Droga usypana z nagrobków

Paweł Szeliga
Gdy tylko Stanisław Sobaczak (na pierwszym planie) pojawi się na usypanej przez siebie drodze, sąsiedzi wychodzą z domów. Mają mu za złe, że użył nagrobków jako gruzu. Boją się, że sprowadzi na nich powódź.
Gdy tylko Stanisław Sobaczak (na pierwszym planie) pojawi się na usypanej przez siebie drodze, sąsiedzi wychodzą z domów. Mają mu za złe, że użył nagrobków jako gruzu. Boją się, że sprowadzi na nich powódź. FOT. PAWEŁ SZELIGA
Jurków. Z potłuczonych kamiennych nagrobków grabarz wykonał drogę. Starosta żąda, by go ukarać. – Wygram ze starostą i w podzięce wybuduję kapliczkę. Krzyż z cmentarza mam – mówi grabarz.

Chciał ujarzmić potok Śliwówka, a wywołał burzę. Rolnik ze wsi Jurków w gminie Dobra na własną rękę umocnił zbocza. Jest grabarzem, więc uznał, że najlepszym do tego materiałem są... cmentarne płyty nagrobne.

To już drugi na Sądecczyźnie w ostatnich dniach przypadek tak bezmyślnego potraktowania pozostałości po mogiłach. Informowaliśmy o rolniku z Mosz­czenicy Niżnej, który cmentarnymi płytami z krzyżami i nazwiskami zmarłych wybrukował sobie drogę na pastwisko.
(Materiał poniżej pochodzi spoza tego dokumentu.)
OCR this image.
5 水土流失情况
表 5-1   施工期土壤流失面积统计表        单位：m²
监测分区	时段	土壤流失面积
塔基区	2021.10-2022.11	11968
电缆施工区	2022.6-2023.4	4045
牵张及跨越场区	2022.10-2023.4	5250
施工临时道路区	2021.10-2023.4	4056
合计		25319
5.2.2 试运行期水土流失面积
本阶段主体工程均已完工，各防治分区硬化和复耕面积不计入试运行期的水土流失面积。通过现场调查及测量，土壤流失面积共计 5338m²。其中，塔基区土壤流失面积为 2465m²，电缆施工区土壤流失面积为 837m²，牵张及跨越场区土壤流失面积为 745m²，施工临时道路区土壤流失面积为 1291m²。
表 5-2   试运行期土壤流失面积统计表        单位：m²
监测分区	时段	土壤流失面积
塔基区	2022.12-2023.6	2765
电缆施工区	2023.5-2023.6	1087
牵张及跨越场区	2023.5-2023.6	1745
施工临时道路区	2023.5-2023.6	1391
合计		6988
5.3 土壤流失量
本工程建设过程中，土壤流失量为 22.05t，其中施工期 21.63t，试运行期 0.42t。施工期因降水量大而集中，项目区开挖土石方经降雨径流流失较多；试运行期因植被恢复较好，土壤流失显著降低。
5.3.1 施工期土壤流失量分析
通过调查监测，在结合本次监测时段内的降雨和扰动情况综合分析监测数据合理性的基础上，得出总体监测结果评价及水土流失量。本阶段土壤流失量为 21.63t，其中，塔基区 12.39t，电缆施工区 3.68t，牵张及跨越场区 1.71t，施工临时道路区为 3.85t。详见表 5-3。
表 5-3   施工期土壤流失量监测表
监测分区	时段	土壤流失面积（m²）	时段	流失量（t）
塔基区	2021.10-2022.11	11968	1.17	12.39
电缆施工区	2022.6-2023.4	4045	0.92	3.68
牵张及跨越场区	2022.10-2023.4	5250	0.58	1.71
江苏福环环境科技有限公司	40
Jurków, niewielki potok płynący przez sam środek wsi. Na ziemi porozbijane fragmenty nagrobków i cegieł. Stoi na nich Stanisław Sobczak, miejscowy grabarz, sprawca skandalu. – Tablice z nazwiskami zakopuję w grobach – zastrzega Sobczak. – Nie wiem, o co tyle szumu. Przecież ja chciałem dobrze – dodaje.

Po drugiej stronie potoku stoi Stefan Tram, sąsiad grabarza. Sprawę widzi inaczej.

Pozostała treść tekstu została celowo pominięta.